En Sol del Valle igualmente podemos encontrar alusiones que nos hacen pensar en el más grande de todos los cubanos, por el fervor con que ama a su madre y porque mereció la protección de la directora del colegio para que la pobreza no truncara sus estudios.

¿No nos remite a Mendive y la madre de Martí el diálogo final del capítulo segundo, cuando aquella maestra que tenía un tierno afecto por la niña, recomendó a doña Andrea que permitiera a su hija quedarse en el colegio para completar la educación que merecían sus dotes? Tiene Sol trece años como nuestro Héroe Nacional en 1866, cuando Mendive pide permiso a don Mariano y a su esposa para que su alumno pueda continuar los estudios en el Instituto.

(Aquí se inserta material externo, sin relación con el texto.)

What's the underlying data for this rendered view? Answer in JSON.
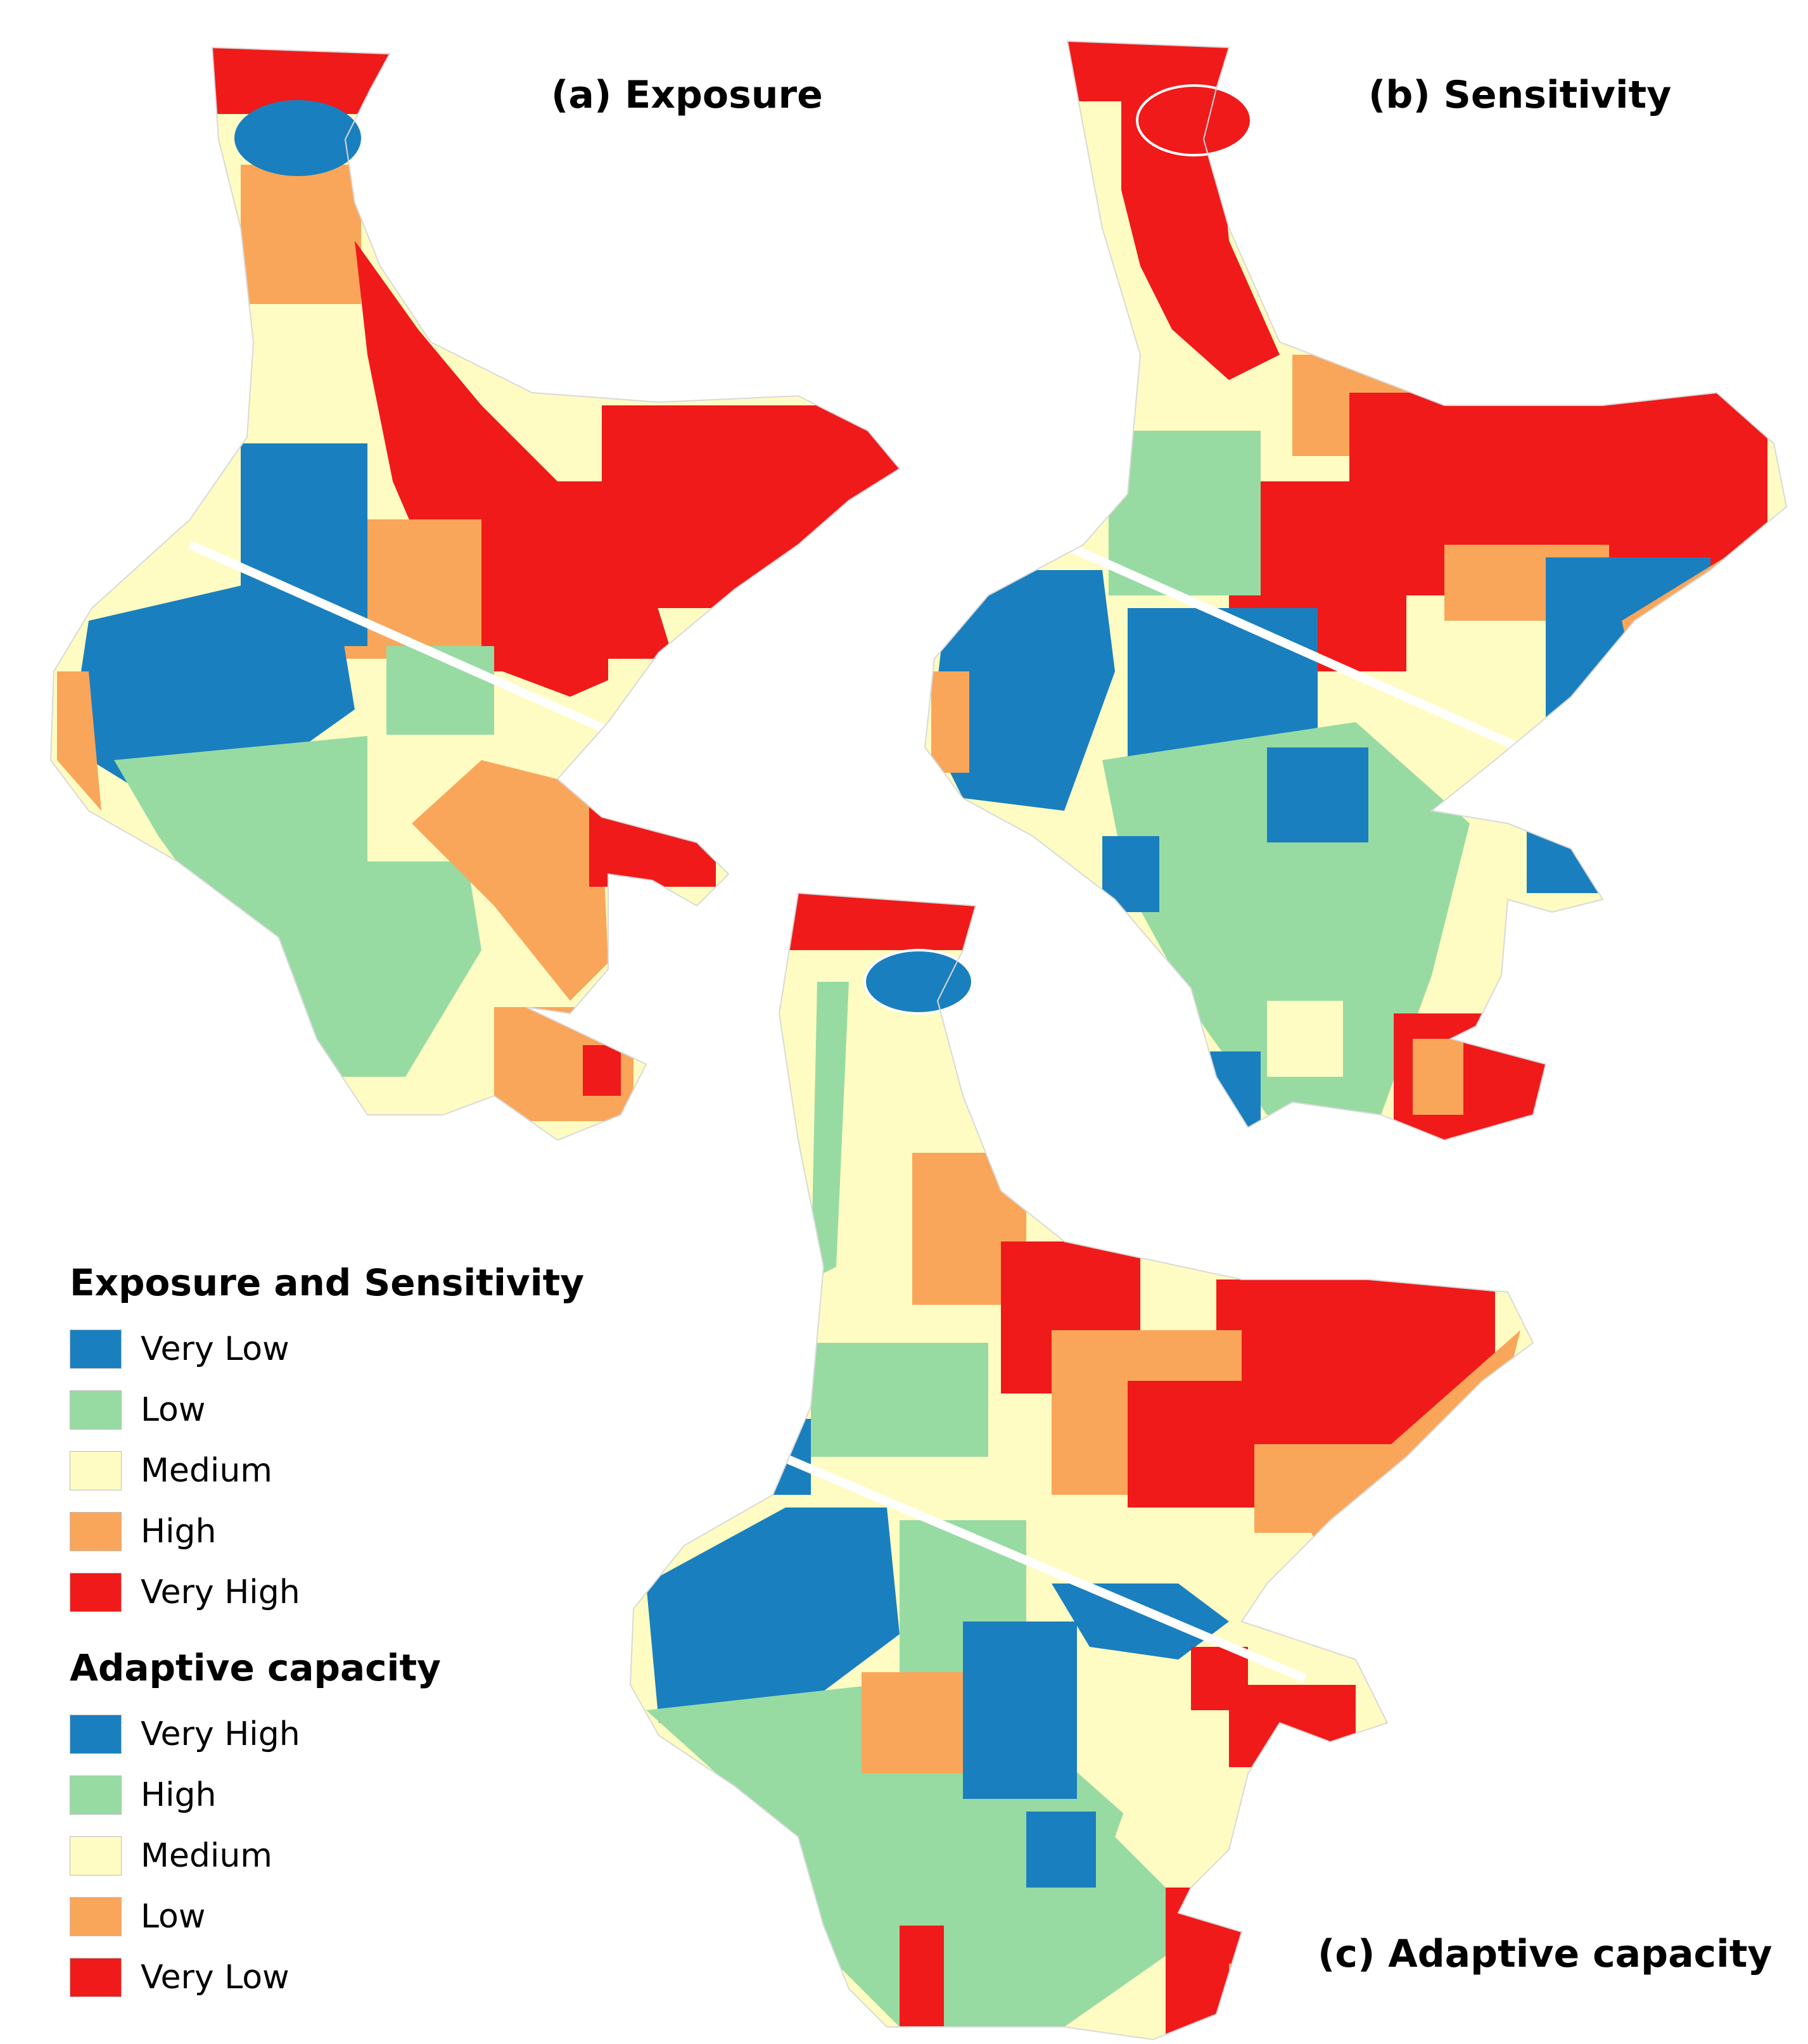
{
  "colors": {
    "very_low_risk": "#1a7fbf",
    "low_risk": "#97dba3",
    "medium": "#fefcc2",
    "high_risk": "#f9a65a",
    "very_high_risk": "#f01a1a"
  },
  "panels": {
    "a": {
      "title": "(a) Exposure"
    },
    "b": {
      "title": "(b) Sensitivity"
    },
    "c": {
      "title": "(c) Adaptive capacity"
    }
  },
  "legend": {
    "groups": [
      {
        "heading": "Exposure and Sensitivity",
        "items": [
          {
            "label": "Very Low",
            "color": "#1a7fbf"
          },
          {
            "label": "Low",
            "color": "#97dba3"
          },
          {
            "label": "Medium",
            "color": "#fefcc2"
          },
          {
            "label": "High",
            "color": "#f9a65a"
          },
          {
            "label": "Very High",
            "color": "#f01a1a"
          }
        ]
      },
      {
        "heading": "Adaptive capacity",
        "items": [
          {
            "label": "Very High",
            "color": "#1a7fbf"
          },
          {
            "label": "High",
            "color": "#97dba3"
          },
          {
            "label": "Medium",
            "color": "#fefcc2"
          },
          {
            "label": "Low",
            "color": "#f9a65a"
          },
          {
            "label": "Very Low",
            "color": "#f01a1a"
          }
        ]
      }
    ]
  }
}
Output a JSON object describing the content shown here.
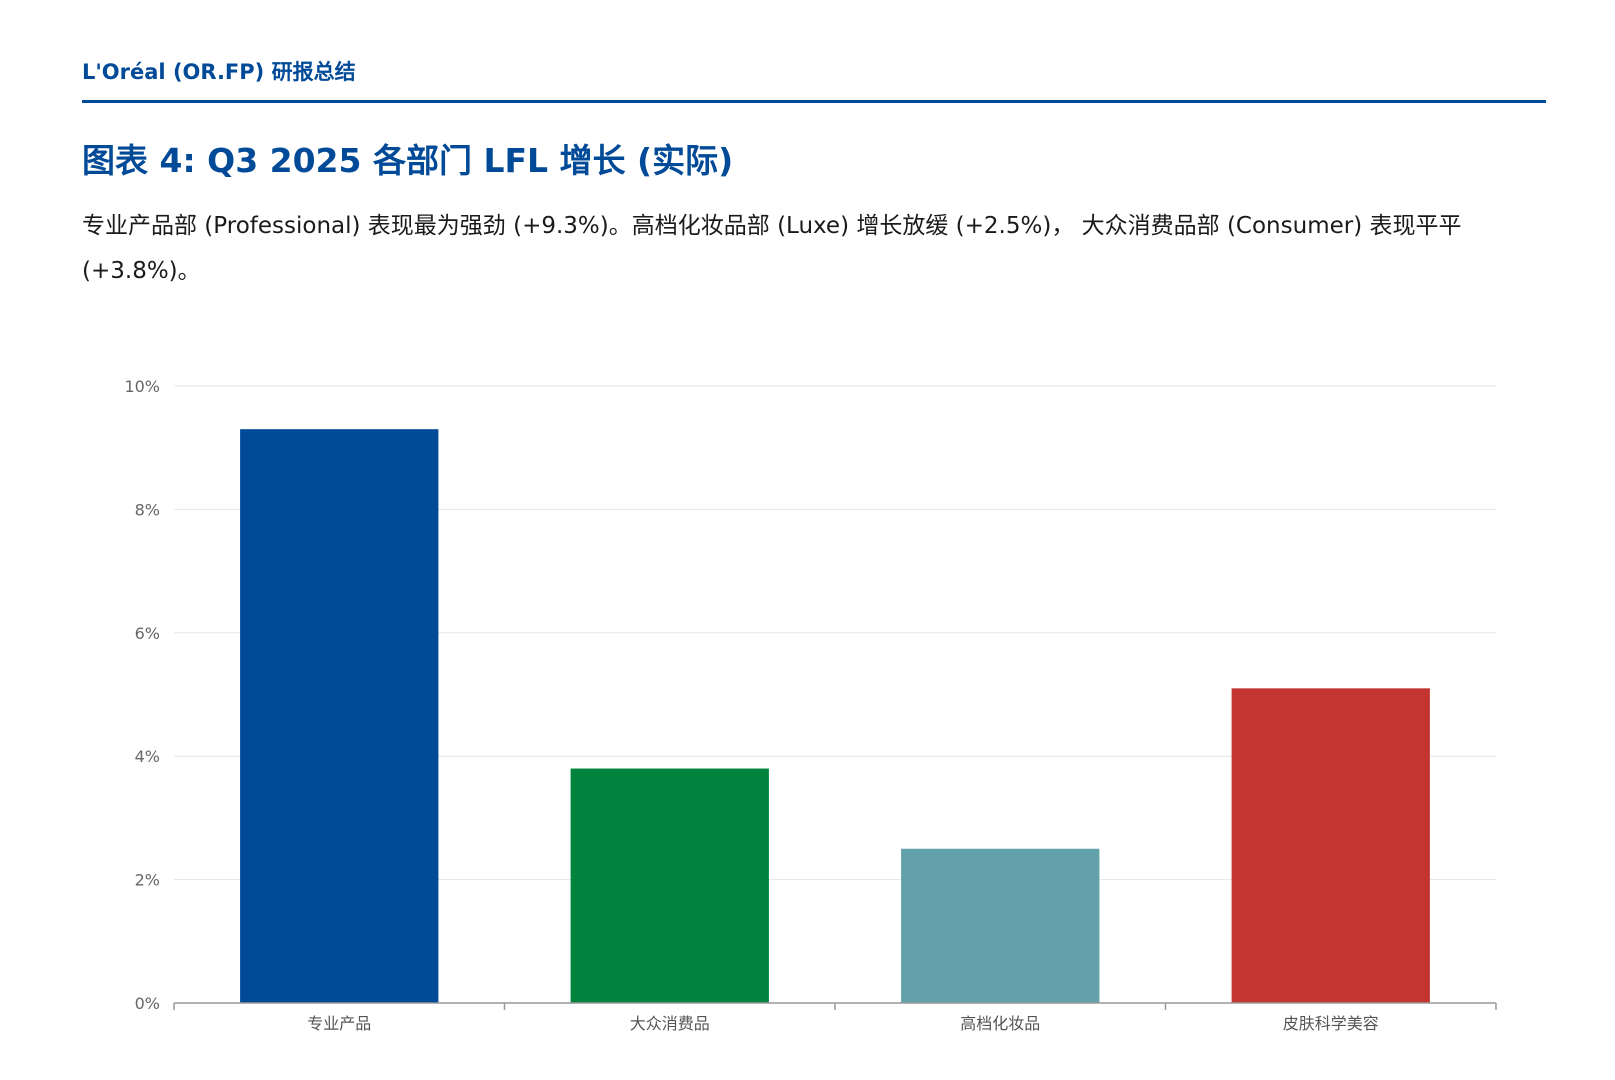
{
  "header": {
    "title": "L'Oréal (OR.FP) 研报总结"
  },
  "figure": {
    "title": "图表 4: Q3 2025 各部门 LFL 增长 (实际)",
    "description": "专业产品部 (Professional) 表现最为强劲 (+9.3%)。高档化妆品部 (Luxe) 增长放缓 (+2.5%)， 大众消费品部 (Consumer) 表现平平 (+3.8%)。"
  },
  "chart_data": {
    "type": "bar",
    "title": "",
    "xlabel": "",
    "ylabel": "",
    "categories": [
      "专业产品",
      "大众消费品",
      "高档化妆品",
      "皮肤科学美容"
    ],
    "values": [
      9.3,
      3.8,
      2.5,
      5.1
    ],
    "colors": [
      "#004a98",
      "#00843d",
      "#62a0aa",
      "#c33531"
    ],
    "ylim": [
      0,
      10
    ],
    "yticks": [
      0,
      2,
      4,
      6,
      8,
      10
    ],
    "ytick_labels": [
      "0%",
      "2%",
      "4%",
      "6%",
      "8%",
      "10%"
    ],
    "grid": true,
    "legend": "none",
    "gridline_color": "#e5e5e5",
    "axis_color": "#999999"
  }
}
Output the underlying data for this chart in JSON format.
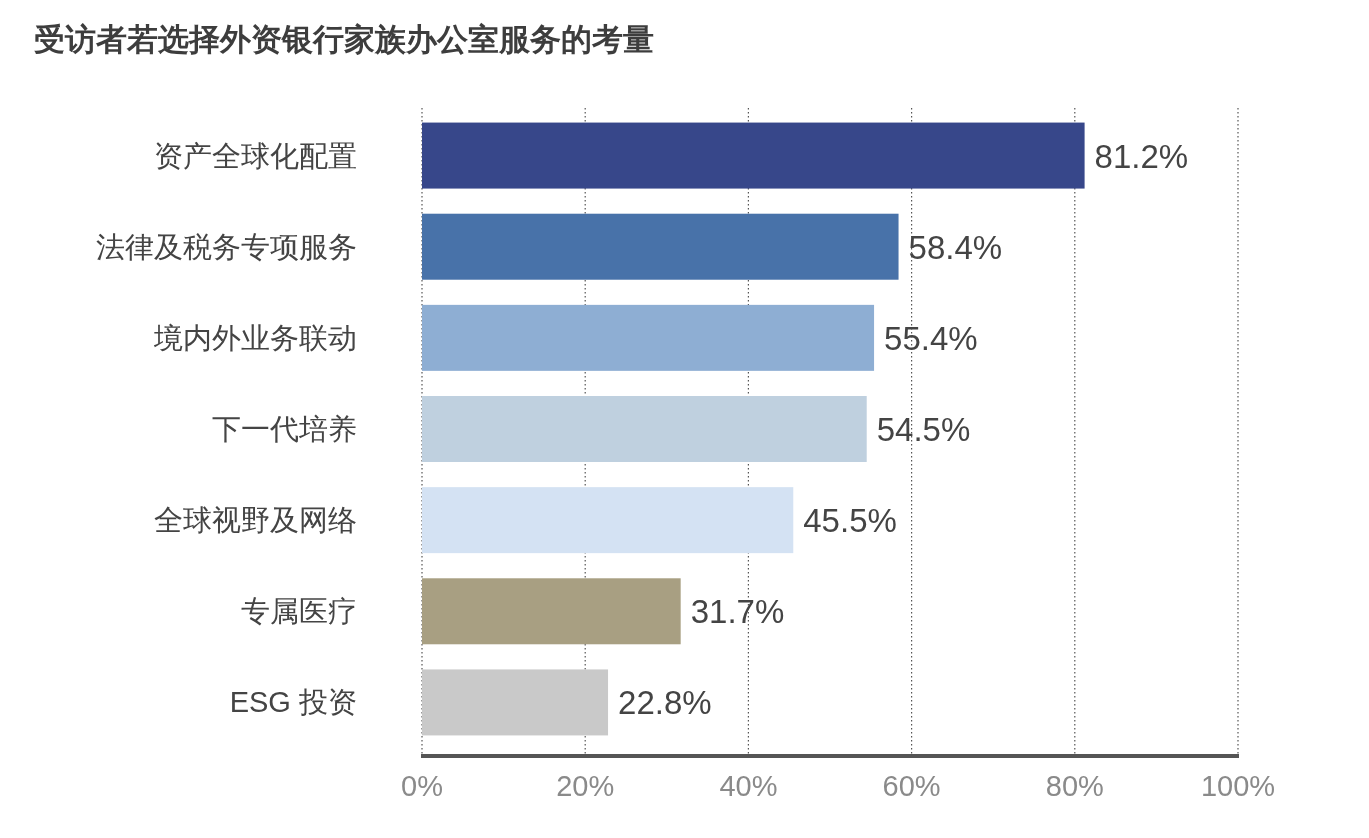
{
  "chart_data": {
    "type": "bar",
    "orientation": "horizontal",
    "title": "受访者若选择外资银行家族办公室服务的考量",
    "categories": [
      "资产全球化配置",
      "法律及税务专项服务",
      "境内外业务联动",
      "下一代培养",
      "全球视野及网络",
      "专属医疗",
      "ESG 投资"
    ],
    "values": [
      81.2,
      58.4,
      55.4,
      54.5,
      45.5,
      31.7,
      22.8
    ],
    "value_labels": [
      "81.2%",
      "58.4%",
      "55.4%",
      "54.5%",
      "45.5%",
      "31.7%",
      "22.8%"
    ],
    "colors": [
      "#37478a",
      "#4872a9",
      "#8eaed3",
      "#bfd0df",
      "#d4e2f3",
      "#a89f82",
      "#c9c9c9"
    ],
    "xlim": [
      0,
      100
    ],
    "xticks": [
      {
        "value": 0,
        "label": "0%"
      },
      {
        "value": 20,
        "label": "20%"
      },
      {
        "value": 40,
        "label": "40%"
      },
      {
        "value": 60,
        "label": "60%"
      },
      {
        "value": 80,
        "label": "80%"
      },
      {
        "value": 100,
        "label": "100%"
      }
    ],
    "grid": "x"
  }
}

A Ana también le inculca algo de sí. Como él en sus escritos, siente pudor de descubrir su espíritu ya que pone en sus cuadros todo lo visto y lo vivido.

A través de esos cinco personajes el Maestro logra plasmar momentos e ideologías de su vida que fueron definitorios en su formación revolucionaria.

De ahí el valor de la novela, que a pesar de sus detractores, contiene elementos autobiográficos de interés acerca de su pensamiento a los 32 años, cuando hacía mucho que lo absorbía el compromiso con la independencia de Cuba, por la cual sentía una amistad funesta.